Abstract

Abstract Hong Kong’s system of administrative law has drawn strength and durability from its English counterpart, on which it was heavily modelled. Too often, however, there is a slavish acceptance of the pre-eminence of English law and a tendency to conservativism and a lack of innovation. This article argues that Hong Kong courts and legislators must dare to diverge from English law where an alternative path would prove more credible or appropriate. Three prisms are deployed through which to argue that a misplaced emulation of English law can result in a poor legal framework. First, it is shown that a failure to properly conceptualize error of law as a ground of judicial review has resulted in a ground that, locally, is in a state of incoherence and disarray and that the admission or non-admission of a distinction between jurisdictional and non-jurisdictional errors urgently requires clarification from the Court of Final Appeal. Second, it is proposed that the English-inspired incorporation of a specific time limit in the rules for applying for judicial review should be abolished in the interests of access to justice and legal certainty, drawing on the experience of jurisdictions such as New Zealand, Canada, and Scotland.
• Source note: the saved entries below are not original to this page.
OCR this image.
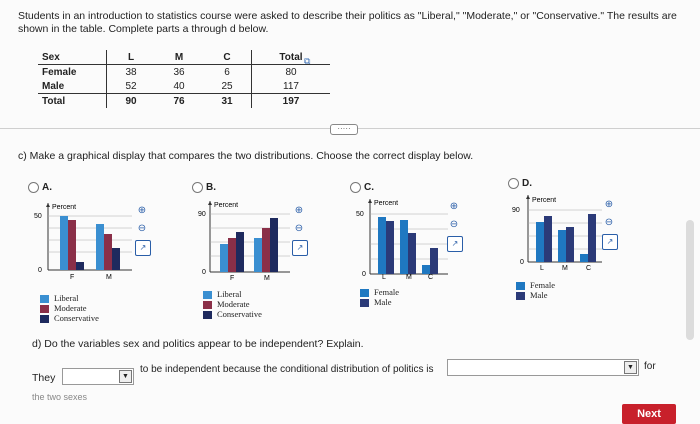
Students in an introduction to statistics course were asked to describe their politics as "Liberal," "Moderate," or "Conservative." The results are shown in the table. Complete parts a through d below.
Sex	L	M	C	Total
Female	38	36	6	80
Male	52	40	25	117
Total	90	76	31	197
⧉
·····
c) Make a graphical display that compares the two distributions. Choose the correct display below.
A.
Percent
50
0
F	M
⊕
⊖
↗
Liberal
Moderate
Conservative
B.
Percent
90
0
F	M
⊕
⊖
↗
Liberal
Moderate
Conservative
C.
Percent
50
0 L	M C
⊕
⊖
↗
Female
Male
D.
Percent
90
0
L	M	C
⊕
⊖
↗
Female
Male
d) Do the variables sex and politics appear to be independent? Explain.
They	▼
to be independent because the conditional distribution of politics is	▼	for
the two sexes
Next
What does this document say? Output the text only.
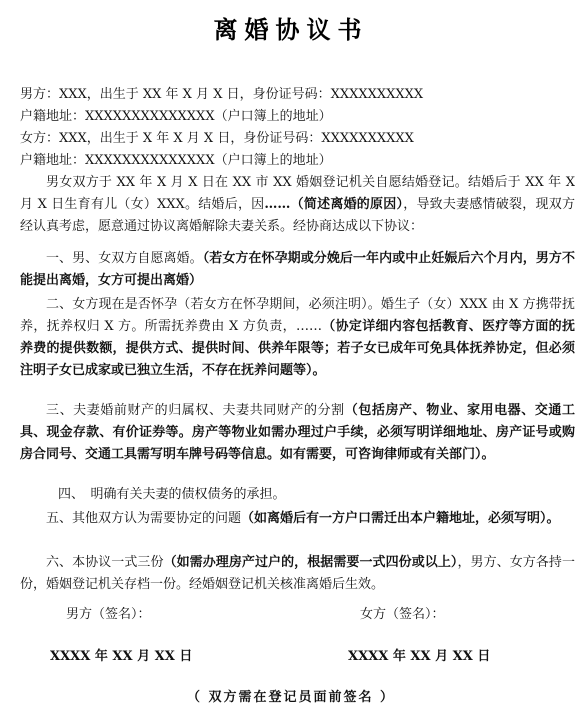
离婚协议书
男方：XXX，出生于 XX 年 X 月 X 日，身份证号码：XXXXXXXXXX
户籍地址：XXXXXXXXXXXXXX（户口簿上的地址）
女方：XXX，出生于 X 年 X 月 X 日，身份证号码：XXXXXXXXXX
户籍地址：XXXXXXXXXXXXXX（户口簿上的地址）

男女双方于 XX 年 X 月 X 日在 XX 市 XX 婚姻登记机关自愿结婚登记。结婚后于 XX 年 X 月 X 日生育有儿（女）XXX。结婚后，因……（简述离婚的原因），导致夫妻感情破裂，现双方经认真考虑，愿意通过协议离婚解除夫妻关系。经协商达成以下协议：

一、男、女双方自愿离婚。（若女方在怀孕期或分娩后一年内或中止妊娠后六个月内，男方不能提出离婚，女方可提出离婚）

二、女方现在是否怀孕（若女方在怀孕期间，必须注明）。婚生子（女）XXX 由 X 方携带抚养，抚养权归 X 方。所需抚养费由 X 方负责，……（协定详细内容包括教育、医疗等方面的抚养费的提供数额，提供方式、提供时间、供养年限等；若子女已成年可免具体抚养协定，但必须注明子女已成家或已独立生活，不存在抚养问题等）。

三、夫妻婚前财产的归属权、夫妻共同财产的分割（包括房产、物业、家用电器、交通工具、现金存款、有价证券等。房产等物业如需办理过户手续，必须写明详细地址、房产证号或购房合同号、交通工具需写明车牌号码等信息。如有需要，可咨询律师或有关部门）。

四、　明确有关夫妻的债权债务的承担。

五、其他双方认为需要协定的问题（如离婚后有一方户口需迁出本户籍地址，必须写明）。

六、本协议一式三份（如需办理房产过户的，根据需要一式四份或以上），男方、女方各持一份，婚姻登记机关存档一份。经婚姻登记机关核准离婚后生效。

男方（签名）：	女方（签名）：
XXXX 年 XX 月 XX 日	XXXX 年 XX 月 XX 日
（ 双方需在登记员面前签名 ）
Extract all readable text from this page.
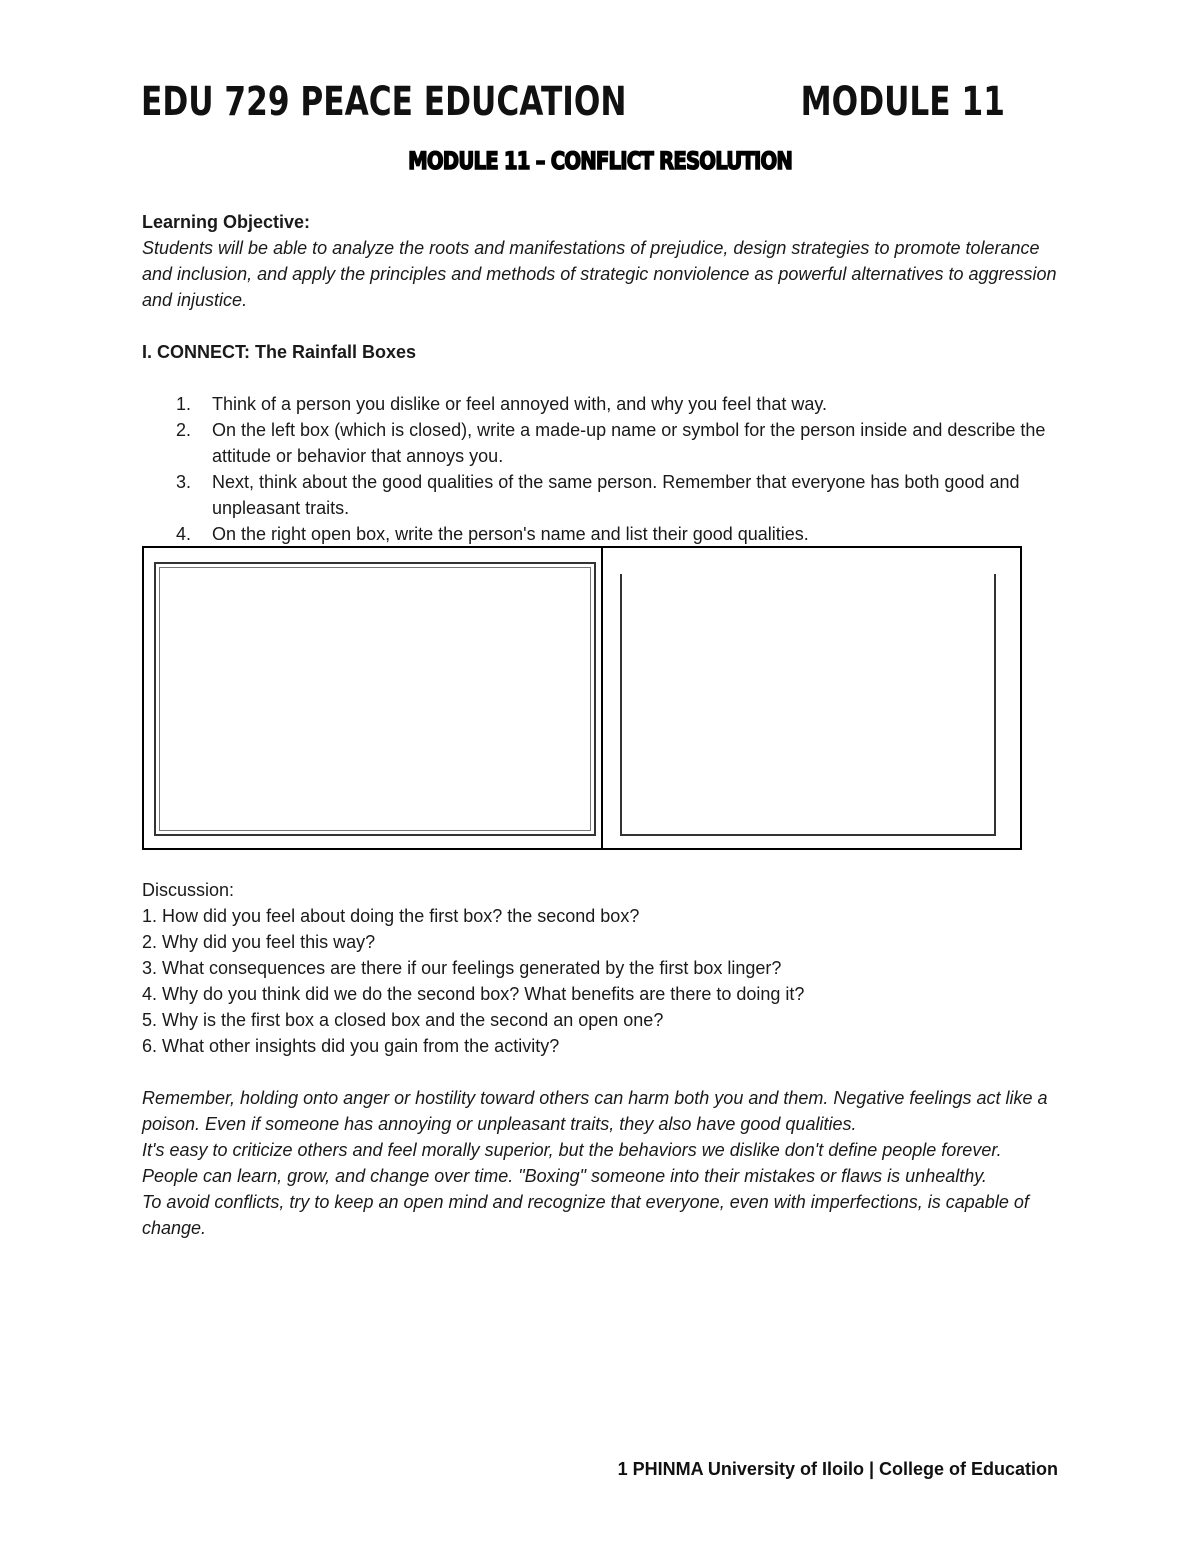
EDU 729 PEACE EDUCATION	MODULE 11
MODULE 11 – CONFLICT RESOLUTION

Learning Objective:

Students will be able to analyze the roots and manifestations of prejudice, design strategies to promote tolerance and inclusion, and apply the principles and methods of strategic nonviolence as powerful alternatives to aggression and injustice.

I. CONNECT: The Rainfall Boxes

1. Think of a person you dislike or feel annoyed with, and why you feel that way.
2. On the left box (which is closed), write a made-up name or symbol for the person inside and describe the attitude or behavior that annoys you.
3. Next, think about the good qualities of the same person. Remember that everyone has both good and unpleasant traits.
4. On the right open box, write the person's name and list their good qualities.

Discussion:

1. How did you feel about doing the first box? the second box?

2. Why did you feel this way?

3. What consequences are there if our feelings generated by the first box linger?

4. Why do you think did we do the second box? What benefits are there to doing it?

5. Why is the first box a closed box and the second an open one?

6. What other insights did you gain from the activity?

Remember, holding onto anger or hostility toward others can harm both you and them. Negative feelings act like a poison. Even if someone has annoying or unpleasant traits, they also have good qualities.

It's easy to criticize others and feel morally superior, but the behaviors we dislike don't define people forever. People can learn, grow, and change over time. "Boxing" someone into their mistakes or flaws is unhealthy.

To avoid conflicts, try to keep an open mind and recognize that everyone, even with imperfections, is capable of change.

1 PHINMA University of Iloilo | College of Education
Finally, it is explained why the antiquated system of administrative tribunals in Hong Kong, redolent of the unreformed English tribunal system of decades past, needs comprehensive structural and procedural redesign. Courts and legislators must dare to diverge in these areas, with Hong Kong’s administrative law standing on its own two feet, where minds are focused on a genuine, locally crafted improvement of standards prevailing in administrative law and public administration.